È questo lo schema finale che nella giornata di oggi il presidente del Consiglio Mario Monti, coadiuvato dal viceministro all’Economia Vittorio Grilli, dal superministro allo Sviluppo Corrado Passera, dal ministro del Lavoro Elsa Fornero e dal collega per i Rapporti con il Parlamento Piero Giarda, metteranno a fuoco per chiudere la partita su una manovra che dovrebbe valere 25 miliardi di euro, metà sul rigore, metà sulla crescita.
Irpef più salata
È la sorpresa più forte che, se verrà confermata, dovrebbe però finire nella delega fiscale per il riordino delle agevolazioni. Riguarda l’aliquota del 41% e quella del 43% che passerebbero a 43 e 45%. L’origine di questa svolta, che dovrebbe però comportare la rinuncia a rincarare l’Iva per evitare un marcato effetto recessivo, risiede in una verifica legale sul famoso contributo triennale di solidarietà introdotto in estate dall’ex ministro Giulio Tremonti soltanto sui redditi del pubblico impiego oltre i 90 mila euro lordi annui. Una norma che, se impugnata, sarebbe risultata sicuramente incostituzionale e quindi ecco la decisione di rispolverare la vecchia e comoda idea di colpire i soliti noti. Al volo la Cgia di Mestre ha fatto due conti e calcolato che la platea coinvolta sarebbe limitata a poco più di un milione e mezzo di persone (il 3,7% dei contribuenti). L’aggravio fiscale sarebbe di 100 euro annui per i redditi da 60 mila euro, fino a circa 2.000 euro per chi guadagna 150 mila euro.
Il pacchetto pensioni
Secondo le ultime stime dovrebbe valere complessivamente 6 miliardi di euro.
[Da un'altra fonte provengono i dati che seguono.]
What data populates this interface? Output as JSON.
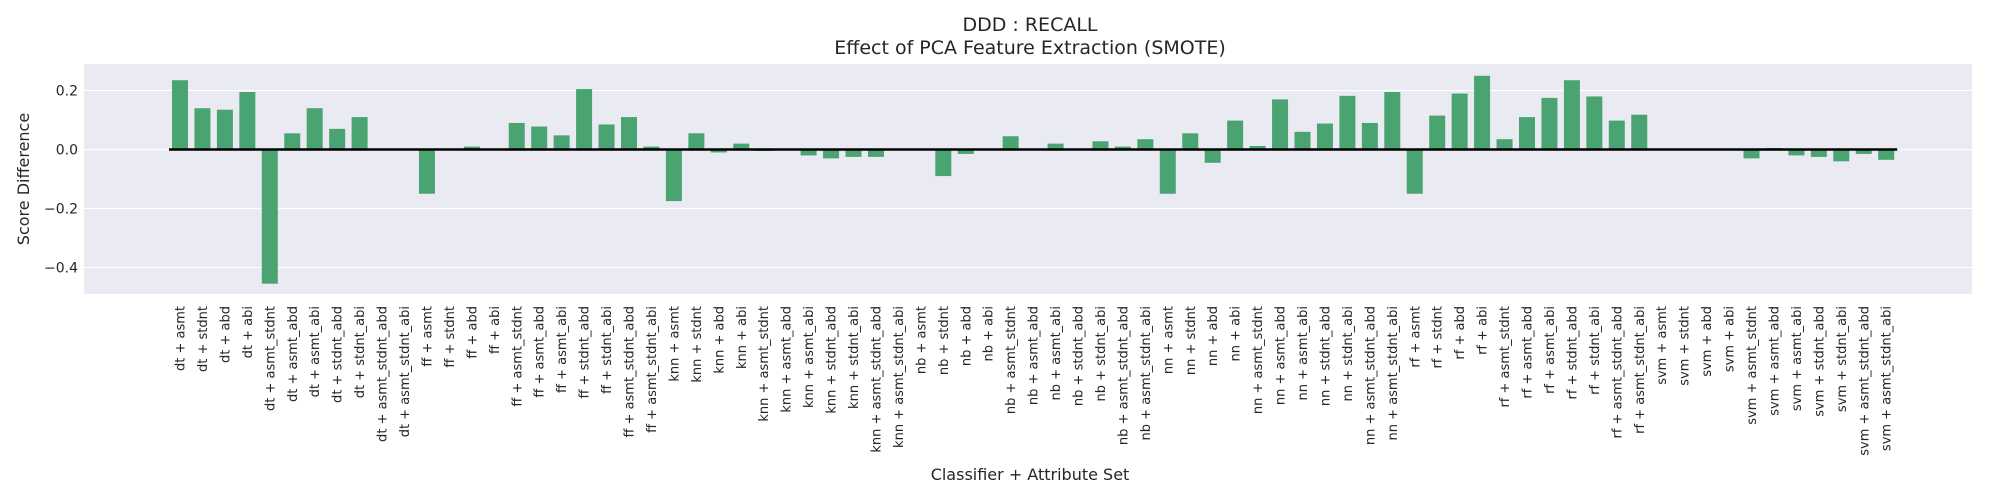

In parte generati da un blocco dell’adeguamento dell’inflazione (ma soltanto per gli assegni oltre i 50-60 mila euro lordi l’anno) in parte dall’allungamento dell’età di uscita, sia per gli uomini sia per le donne, e dall’introduzione del contributivo pro rata per tutti. C’è anche un modesto rincaro per i contributi a carico dei lavoratori autonomi che passerebbero dal 20 al 22%.
Tassa sulla casa
È un pilastro ormai certo della manovra di Monti. Si dovrebbe in sostanza anticipare l’introduzione dell’Imu prevista dal federalismo fiscale e modularla in modo progressivo a seconda del numero degli appartamenti posseduti, e dalla qualità (pregio o meno). In pratica dovrebbe contenere anche la patrimoniale. È scontata l’esenzione dell’imposta sulla prima casa per i redditi bassi e un sistema di detrazioni per i nuclei familiari numerosi. Quasi sicura anche una rivalutazione automatica delle rendite catastali del 15%. La revisione delle rendite, ferme al 1996, verrà avviata ma occorre qualche anno per metterla a regime.
Liberalizzazioni
Verrà eliminato qualsiasi ostacolo all’apertura di nuovi esercizi commerciali e a ogni limite di orario e di giorni di apertura. Finora una possibilità del genere è stata riservata alle zone turistiche, adesso verrà estesa a tutti. Le Regioni dovranno adeguarsi entro 90 giorni. Per le farmacie si prospetta la possibilità che anche i farmaci da ricetta medica possano essere venduti fuori dai canali tradizionali e che l’apertura di nuovi esercizi sia collegata ad un quorum ridotto da 5.000 a 4.000 abitanti.
Vantaggi alle imprese
Oltre al bonus del 12% per la ricerca e al rafforzamento del fondo di garanzia per le piccole e medie imprese (fino a un massimo di 2,5 milioni di euro a impresa) ieri è spuntata anche una detrazione del 19% per chi dichiara oltre 100 mila euro e investe in fondi di venture capital che non siano però holding, immobiliari e con soci parenti. L’investimento agevolato ha però un tetto fissato a un milione di euro a patto che sia mantenuto per almeno tre anni. Per stimolare la crescita dimensionale delle imprese allo studio ci sono quattro ipotesi da affiancare all’Ires. Quelle più gettonate riguardano una reintroduzione della Dit (Dual income tax) di nuova generazione per favorire la capitalizzazione delle imprese e il ricorso all’Ace (Allowance for corporate equity) che abbatte le imposte sulla remunerazione del capitale proprio. Finalmente trova pace l’odissea dell’Ice (Istituto per il commercio con l’estero) che finirà al ministero dello Sviluppo.
Carceri ai privati
Per risolvere l’emergenza del sovraffollamento delle carceri si prevede il ricorso al capitale privato e a un ruolo delle fondazioni bancarie (con almeno il 20% del costo dell’investimento). La concessione non dovrà essere superiore a 20 anni, però ci sarà una tariffa di compenso comprensiva dei costi di gestione.

Benzina meno cara
Arriva più concorrenza nella vendita dei carburanti che dovrebbe produrre effetti positivi sui prezzi praticati agli automobilisti. Nella bozza della manovra si legge che «i gestori dei singoli punti vendita di carburanti al dettaglio dal primo gennaio possono liberamente rifornirsi da qualunque produttore o rivenditore».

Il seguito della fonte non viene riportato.